Department of Metabolism/Diabetes and Clinical Nutrition, Nagasaki University Hospital, Nagasaki 852-8501, Japan.
Endocr J. 2012;59(7):531-7. doi: 10.1507/endocrj.ej12-0069. Epub 2012 Mar 8.
Zinc is essential for the proper storage, secretion, and the action of insulin and is transported from cytoplasm to insulin secretory granules in the pancreatic β-cells by SLC30A zinc transporters (ZnT). ZnT8 is specifically expressed in the pancreatic β-cells and has been identified as a novel target autoantigen in patients with type 1 diabetes. Autoantibodies to ZnT8 (ZnT8A) are detected in 50-60% of Japanese patients with acute-onset and 20% with slow-onset type 1 diabetes. Furthermore, humoral autoreactivity to ZnT8 is unique in terms of a key determinant, which is not reported on other islet autoantigens such as insulin, glutamic acid decarboxylase, or the protein tyrosine phosphatase-related molecules IA-2. Type 2 diabetes-associated nonsynonymous single nucleotide polymorphism in SLC30A8 (the gene of ZnT8), rs13266634 (Arg325Trp), modulates ZnT8A specificities thereby indicating that this amino acid substitution has the critical role in antibody binding. The humoral autoreactivity to ZnT8 depends on the clinical phenotype, which may provide clues to understand the role of this protein in the pathogenesis of type 1 diabetes.

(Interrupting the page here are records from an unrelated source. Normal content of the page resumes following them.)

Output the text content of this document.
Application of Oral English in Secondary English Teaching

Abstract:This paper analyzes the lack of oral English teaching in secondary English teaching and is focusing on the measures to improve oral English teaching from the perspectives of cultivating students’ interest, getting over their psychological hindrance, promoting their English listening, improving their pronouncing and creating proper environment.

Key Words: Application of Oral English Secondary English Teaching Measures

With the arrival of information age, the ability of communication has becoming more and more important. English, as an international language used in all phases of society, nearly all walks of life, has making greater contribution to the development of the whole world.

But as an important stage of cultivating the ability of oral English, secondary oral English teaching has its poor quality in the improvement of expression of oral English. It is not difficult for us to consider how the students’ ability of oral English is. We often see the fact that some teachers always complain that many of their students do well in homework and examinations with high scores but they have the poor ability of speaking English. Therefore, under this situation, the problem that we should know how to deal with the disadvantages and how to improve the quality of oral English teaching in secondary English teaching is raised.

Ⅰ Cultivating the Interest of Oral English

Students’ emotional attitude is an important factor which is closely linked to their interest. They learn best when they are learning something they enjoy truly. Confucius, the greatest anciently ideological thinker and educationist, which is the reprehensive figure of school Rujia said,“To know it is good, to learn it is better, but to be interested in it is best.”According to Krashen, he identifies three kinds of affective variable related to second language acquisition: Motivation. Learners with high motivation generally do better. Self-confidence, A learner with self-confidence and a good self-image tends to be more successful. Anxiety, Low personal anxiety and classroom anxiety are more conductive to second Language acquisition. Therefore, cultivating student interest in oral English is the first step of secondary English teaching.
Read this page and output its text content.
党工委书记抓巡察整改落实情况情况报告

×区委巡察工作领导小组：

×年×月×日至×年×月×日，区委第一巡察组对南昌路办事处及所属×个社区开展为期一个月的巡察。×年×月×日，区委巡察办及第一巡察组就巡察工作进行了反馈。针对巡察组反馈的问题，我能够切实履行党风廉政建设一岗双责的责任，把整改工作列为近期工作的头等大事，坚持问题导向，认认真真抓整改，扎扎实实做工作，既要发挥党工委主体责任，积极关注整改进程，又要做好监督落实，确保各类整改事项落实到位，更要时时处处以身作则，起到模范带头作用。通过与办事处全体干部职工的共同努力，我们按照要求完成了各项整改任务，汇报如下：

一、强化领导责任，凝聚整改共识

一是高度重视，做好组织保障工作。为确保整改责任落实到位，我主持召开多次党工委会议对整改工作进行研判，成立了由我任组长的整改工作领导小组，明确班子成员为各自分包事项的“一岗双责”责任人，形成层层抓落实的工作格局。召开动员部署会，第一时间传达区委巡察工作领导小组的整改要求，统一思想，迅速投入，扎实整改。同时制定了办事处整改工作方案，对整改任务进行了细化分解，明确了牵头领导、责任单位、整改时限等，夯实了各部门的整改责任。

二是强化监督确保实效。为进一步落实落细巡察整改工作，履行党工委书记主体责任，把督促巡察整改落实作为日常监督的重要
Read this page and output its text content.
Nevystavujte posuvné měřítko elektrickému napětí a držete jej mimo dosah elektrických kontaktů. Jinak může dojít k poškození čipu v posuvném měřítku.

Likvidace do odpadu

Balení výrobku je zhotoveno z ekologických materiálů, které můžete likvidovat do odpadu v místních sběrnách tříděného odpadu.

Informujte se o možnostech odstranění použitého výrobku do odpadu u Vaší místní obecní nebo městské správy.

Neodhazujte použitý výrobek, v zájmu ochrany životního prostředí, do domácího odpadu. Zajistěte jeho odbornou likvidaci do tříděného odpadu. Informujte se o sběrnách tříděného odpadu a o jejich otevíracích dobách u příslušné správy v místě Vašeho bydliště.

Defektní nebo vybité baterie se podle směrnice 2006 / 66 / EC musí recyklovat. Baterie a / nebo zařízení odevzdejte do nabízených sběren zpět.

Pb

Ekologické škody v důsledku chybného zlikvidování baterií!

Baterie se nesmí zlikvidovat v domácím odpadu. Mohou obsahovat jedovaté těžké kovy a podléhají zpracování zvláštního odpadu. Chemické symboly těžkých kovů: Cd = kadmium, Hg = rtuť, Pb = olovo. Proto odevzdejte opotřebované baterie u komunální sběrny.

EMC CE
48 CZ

锌对于胰岛素的正确储存、分泌和作用是必不可少的,并且通过 SLC30A 锌转运体(ZnT)从细胞质转运到胰腺β细胞的胰岛素分泌颗粒中。ZnT8 特异性表达于胰腺β细胞,已被鉴定为 1 型糖尿病患者的新型自身抗原靶标。在急性起病的 50-60%的日本 1 型糖尿病患者和 20%的缓起病的患者中检测到针对 ZnT8(ZnT8A)的自身抗体。此外,ZnT8 的体液自身反应性在关键决定因素方面是独特的,在其他胰岛自身抗原(如胰岛素、谷氨酸脱羧酶或蛋白酪氨酸磷酸酶相关分子 IA-2)上未报道。SLC30A8(ZnT8 基因)中的与 2 型糖尿病相关的非同义单核苷酸多态性 rs13266634(Arg325Trp)调节 ZnT8A 的特异性,从而表明该氨基酸取代在抗体结合中具有关键作用。对 ZnT8 的体液自身反应性取决于临床表型,这可能为了解该蛋白在 1 型糖尿病发病机制中的作用提供线索。